The space complexity is constant because we only store a handful of integer variables regardless of input size.

Test Cases

class Solution:
    def minLengthAfterRemovals(self, nums):
        n = len(nums)

        left = 0
        right = (n + 1) // 2
        pairs = 0

        while left < n // 2 and right < n:
            if nums[left] < nums[right]:
                pairs += 1
                left += 1
                right += 1
            else:
                right += 1

        return n - 2 * pairs

sol = Solution()

assert sol.minLengthAfterRemovals([1, 2, 3, 4]) == 0  # basic perfect pairing
assert sol.minLengthAfterRemovals([1, 1, 2, 2, 3, 3]) == 0  # duplicates with full pairing
assert sol.minLengthAfterRemovals([1000000000, 1000000000]) == 2  # identical values
assert sol.minLengthAfterRemovals([2, 3, 4, 4, 4]) == 1  # odd length with leftovers

assert sol.minLengthAfterRemovals([5]) == 1  # single element
assert sol.minLengthAfterRemovals([5, 5, 5]) == 3  # all equal
assert sol.minLengthAfterRemovals([1, 2]) == 0  # smallest removable pair
assert sol.minLengthAfterRemovals([2, 2]) == 2  # smallest non-removable pair
assert sol.minLengthAfterRemovals([1, 1, 1, 2]) == 2  # one larger value
assert sol.minLengthAfterRemovals([1, 2, 2, 2, 3]) == 1  # repeated middle values
assert sol.minLengthAfterRemovals([1, 1, 1, 1, 2, 2]) == 2  # dominant repeated number
assert sol.minLengthAfterRemovals([1, 2, 3, 4, 5, 6]) == 0  # strictly increasing
assert sol.minLengthAfterRemovals([1, 1, 1, 1]) == 4  # impossible removals

Test	Why
`[1,2,3,4]`	Validates complete pairing
`[1,1,2,2,3,3]`	Checks duplicates with perfect matching
`[1000000000,1000000000]`	Ensures equal values cannot pair
`[2,3,4,4,4]`	Tests odd length with leftover
`[5]`	Smallest input size
`[5,5,5]`	All identical values
`[1,2]`	Smallest removable pair
`[2,2]`	Smallest non-removable pair
`[1,1,1,2]`	Limited pairing opportunities
`[1,2,2,2,3]`	Repeated values in middle
`[1,1,1,1,2,2]`	Dominant frequency edge case
`[1,2,3,4,5,6]`	Fully increasing sequence
`[1,1,1,1]`	No valid removals possible

Edge Cases

All Elements Are Equal

An input like [7,7,7,7] is easy to mishandle if the implementation incorrectly allows equal values to pair. The problem requires strict inequality, nums[i] < nums[j].

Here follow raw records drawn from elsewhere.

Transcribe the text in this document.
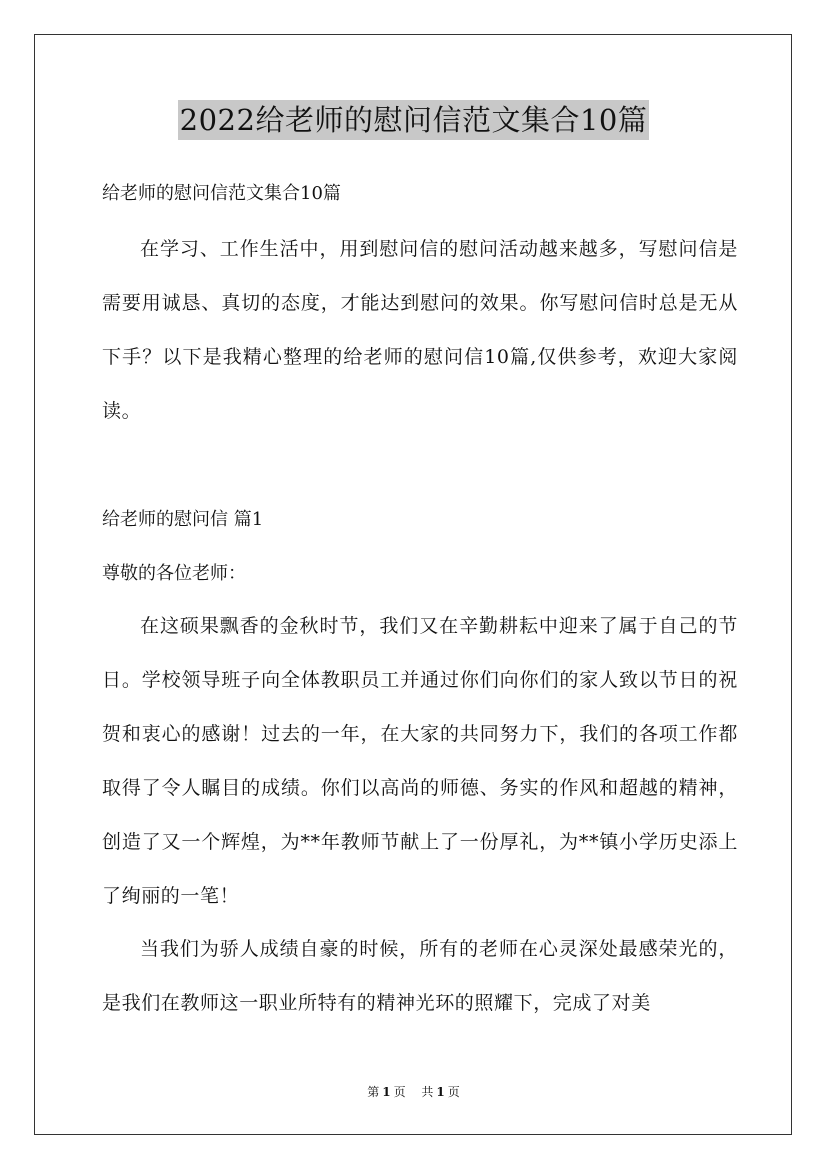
2022给老师的慰问信范文集合10篇

给老师的慰问信范文集合10篇

在学习、工作生活中，用到慰问信的慰问活动越来越多，写慰问信是需要用诚恳、真切的态度，才能达到慰问的效果。你写慰问信时总是无从下手？以下是我精心整理的给老师的慰问信10篇,仅供参考，欢迎大家阅读。

给老师的慰问信 篇1

尊敬的各位老师：

在这硕果飘香的金秋时节，我们又在辛勤耕耘中迎来了属于自己的节日。学校领导班子向全体教职员工并通过你们向你们的家人致以节日的祝贺和衷心的感谢！过去的一年，在大家的共同努力下，我们的各项工作都取得了令人瞩目的成绩。你们以高尚的师德、务实的作风和超越的精神，创造了又一个辉煌，为**年教师节献上了一份厚礼，为**镇小学历史添上了绚丽的一笔！

当我们为骄人成绩自豪的时候，所有的老师在心灵深处最感荣光的，是我们在教师这一职业所特有的精神光环的照耀下，完成了对美

第 1 页 共 1 页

The implementation handles this correctly because the comparison uses < rather than <=. Since no comparison succeeds, no pairs are formed and the original length is returned.

Single Element Array

For an input such as [5], there are no two indices available for pairing. A careless implementation might attempt invalid pointer access.

The algorithm safely handles this because the loop condition immediately fails. The function returns 1, which is correct.

Heavy Duplicate Frequency

Consider [1,1,1,1,2]. There is only one larger number available, so only one 1 can pair with 2.

A naive greedy strategy might accidentally overcount possible pairings. The two-pointer approach avoids this by consuming each larger value exactly once. After pairing one 1 with 2, no additional larger values remain, leaving the correct remainder.

Odd-Length Arrays

Arrays with odd lengths, such as [2,3,4,4,4], may leave one unavoidable leftover even after maximum pairing.

The implementation naturally handles this through the formula n - 2 * pairs, which correctly computes the remaining size regardless of parity.